Cultural requirements different from the mainstream can sometimes be difficult to cater for, in particular in inpatient services and may include the need to access prayer spaces, running water for washing, accommodating large groups of visitors and dietary requirements including catering for food brought in by the patients family” (K. Lum pg. 22 2003). For this reason, it is imperative that the healthcare team understand and respect the cultural beliefs regarding the patient’s pain control. “Some cultures believe that it is the patients life-affirming will to fight back against the dying process, while other cultures see it as a punishment, an evil spirit, a cleanser or a body builder” (Giger, Davidhizar, Fordham pg. 32 2006).

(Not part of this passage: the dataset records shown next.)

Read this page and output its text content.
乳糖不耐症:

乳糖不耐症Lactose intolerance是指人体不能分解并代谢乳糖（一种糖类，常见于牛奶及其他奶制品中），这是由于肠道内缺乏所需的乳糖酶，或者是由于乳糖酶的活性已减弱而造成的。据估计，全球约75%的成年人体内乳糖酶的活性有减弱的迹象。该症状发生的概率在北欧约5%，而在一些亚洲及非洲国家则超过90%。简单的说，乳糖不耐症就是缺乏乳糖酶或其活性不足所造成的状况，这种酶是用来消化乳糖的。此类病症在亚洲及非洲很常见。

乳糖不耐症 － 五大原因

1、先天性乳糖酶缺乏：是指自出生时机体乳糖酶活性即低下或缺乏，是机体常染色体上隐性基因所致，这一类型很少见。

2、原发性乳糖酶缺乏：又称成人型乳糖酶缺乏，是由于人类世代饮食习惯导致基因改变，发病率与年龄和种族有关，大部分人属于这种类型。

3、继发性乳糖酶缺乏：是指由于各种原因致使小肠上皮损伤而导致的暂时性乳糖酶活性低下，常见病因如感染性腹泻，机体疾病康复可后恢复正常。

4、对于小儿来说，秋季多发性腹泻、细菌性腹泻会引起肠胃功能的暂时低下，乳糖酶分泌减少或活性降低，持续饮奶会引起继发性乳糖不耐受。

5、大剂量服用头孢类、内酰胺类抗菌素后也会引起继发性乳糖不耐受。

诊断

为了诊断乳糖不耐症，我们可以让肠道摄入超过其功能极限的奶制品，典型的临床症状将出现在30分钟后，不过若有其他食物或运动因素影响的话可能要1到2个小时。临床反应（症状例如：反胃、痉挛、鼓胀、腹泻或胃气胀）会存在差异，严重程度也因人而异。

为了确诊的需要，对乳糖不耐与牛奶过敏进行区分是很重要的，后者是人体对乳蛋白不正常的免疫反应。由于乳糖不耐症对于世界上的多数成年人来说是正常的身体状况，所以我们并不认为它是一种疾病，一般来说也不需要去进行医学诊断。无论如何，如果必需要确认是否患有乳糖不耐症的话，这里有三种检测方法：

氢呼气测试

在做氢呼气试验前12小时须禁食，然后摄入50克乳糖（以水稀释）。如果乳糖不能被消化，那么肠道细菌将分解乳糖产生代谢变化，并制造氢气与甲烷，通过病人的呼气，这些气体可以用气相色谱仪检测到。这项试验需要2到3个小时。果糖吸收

In cancer patients though, it is sometimes necessary to have medicinal sedation to help the patient with pain. Certain criteria for patients and their families are based upon certain key indications. “The healthcare team needs to address the criteria for the sedation, the decision-making process and informed consent, discontinuation of interventions that are not focused on comfort and continual monitoring of both the patient and family members” (Babarro, Barrientos, Bruera, Cerdeira, Vigil pg. 26 2010). Working effectively in palliative care to address the social and cultural diversity of patients requires the healthcare field to move away from the pre-occupation with cultural stigma and just see the patients for who they are. There needs to be a critical assessment done of our health care system and a reflective practice by all who call themselves caregivers, practioners or support staff.